In alcuni film «psichiatrici», mostrare l’ambientazione, l’atmosfera dell’ospedale e i metodi di cura risulta interessante quanto la patologia mentale del protagonista.
Il protagonista finge un disturbo mentale per evitare la cella del carcere, perché è stato condannato per rapporti sessuali con una minorenne, che però «non aveva nulla in contrario». E invece della terribile prigione, egli, soddisfatto della sua astuzia, entra felicemente nella dolce atmosfera di un ospedale con «tre pasti al giorno e procedure ricreative».
I disturbi mentali sono più spesso simulati da personalità psicopatiche, mentre le persone sane preferiscono fingere qualche malattia somatica. Il personaggio di Jack Nicholson è proprio uno «psicopatico antisociale» che, senza trattenere le proprie emozioni, disturba costantemente il ritmo calmo e misurato della vita nel «nido del cuculo». I medici iniziano ragionevolmente a curarlo. All’inizio la terapia si limita alla prescrizione di pillole sedative, che l’eroe sputa con successo dopo un’accoglienza dimostrativa. Ma dopo aver portato un gruppo di pazienti a pescare su una barca senza permesso e aver organizzato loro una gita in mare, indignati per un simile atto, i medici passano a metodi di trattamento più rigidi. All’epoca non esistevano neurolettici iniettabili, di cui bastavano poche iniezioni per «calmare» il paziente. L’allegro simulatore inizia a sottoporsi a sedute di elettroshock, che di solito viene utilizzato per trattare la depressione grave. È chiaro che l’eroe del film non era depresso. Si dice che l’attore, prima di girare questa scena, per maggiore credibilità abbia deciso di sperimentare una seduta di tale procedura. Stanislavskij riposa!
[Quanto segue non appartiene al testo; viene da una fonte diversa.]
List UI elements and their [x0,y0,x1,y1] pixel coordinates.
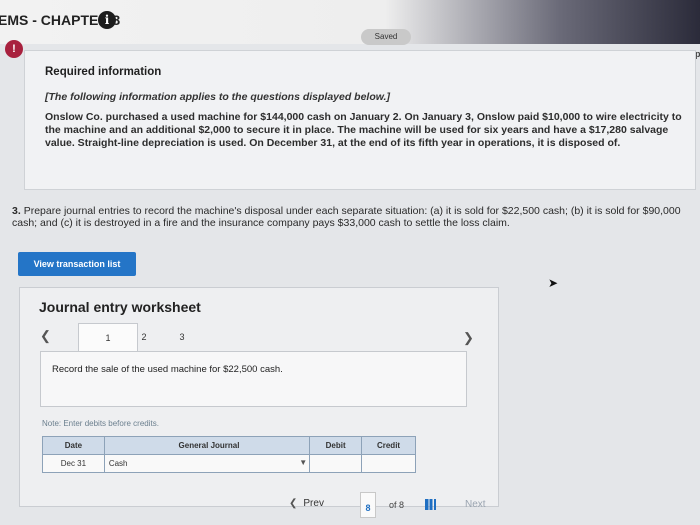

Ma nemmeno questo crudele metodo di cura riuscì a spezzare la natura esuberante e amante della vita dell’eroe. E allora i medici furono costretti a ricorrere a un «metodo radicale di trattamento»: la lobotomia. Consiste nel far passare un coltello stretto e lungo attraverso l’orbita oculare fino al cervello, danneggiando i lobi frontali. Il professore portoghese di neurologia Egash Moniz, tra l’altro, ha ricevuto il premio Nobel per aver sviluppato questo metodo di trattamento! Il 25% dei pazienti dopo tale operazione si trasforma in invalidi impotenti o in «animali domestici». L’eroe non ha fatto eccezione, diventando un «vegetale» apatico e poco reattivo e condividendo il destino della maggior parte dei ribelli che si oppongono all’ordine esistente non solo tra le mura degli ospedali psichiatrici.